Rheinische Post: …oder eher um Ermutigung, in der Grundsicherung zu verharren?
Hubertus Heil: Nein! Die meisten Menschen wollen arbeiten. Tatsache ist aber auch, dass zwei Drittel der Langzeitarbeitslosen keine abgeschlossene Berufsausbildung haben. Deshalb ist es richtig, dass wir uns zukünftig zuerst darum kümmern, dass eine Ausbildung nachgeholt wird und nicht die Vermittlung in den erstbesten Hilfsjob im Vordergrund steht.
Rheinische Post: Langzeitarbeitslose müssen also künftig weniger befürchten, in einen Hilfsjob vermittelt zu werden?

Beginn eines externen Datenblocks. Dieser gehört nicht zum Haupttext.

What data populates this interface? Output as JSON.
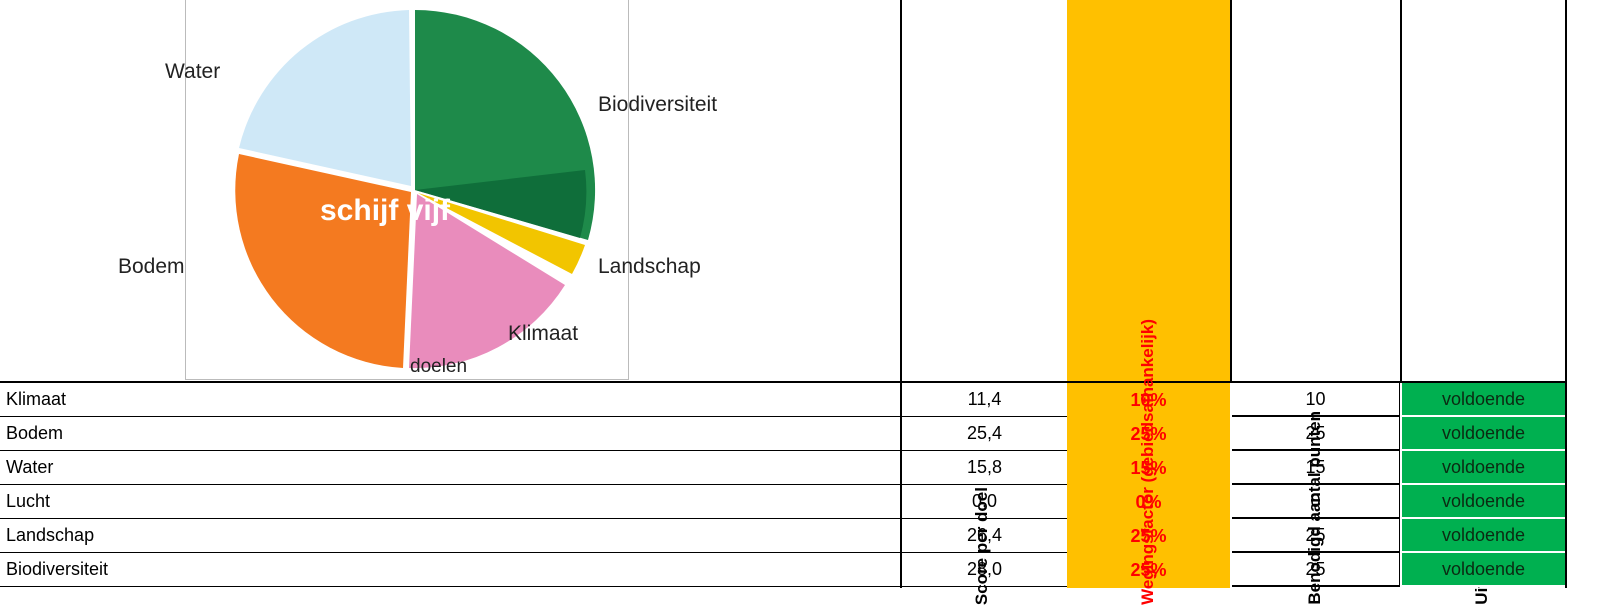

Hubertus Heil: Das Nachholen des Berufsabschlusses soll Vorrang haben vor der Vermittlung in prekäre Arbeit. Auch wer zum Beispiel eine Aktivierungsmaßnahme absolviert, soll diese nicht abbrechen müssen für einen Job. Es wird außerdem großzügigere Möglichkeiten beim Zuverdienst geben: Kinder von Grundsicherungsempfängern, die einen Ferienjob haben, werden nicht mehr erleben, dass das gegengerechnet wird. Mit dem Bürgergeld stellen wir das System vom Kopf auf die Füße.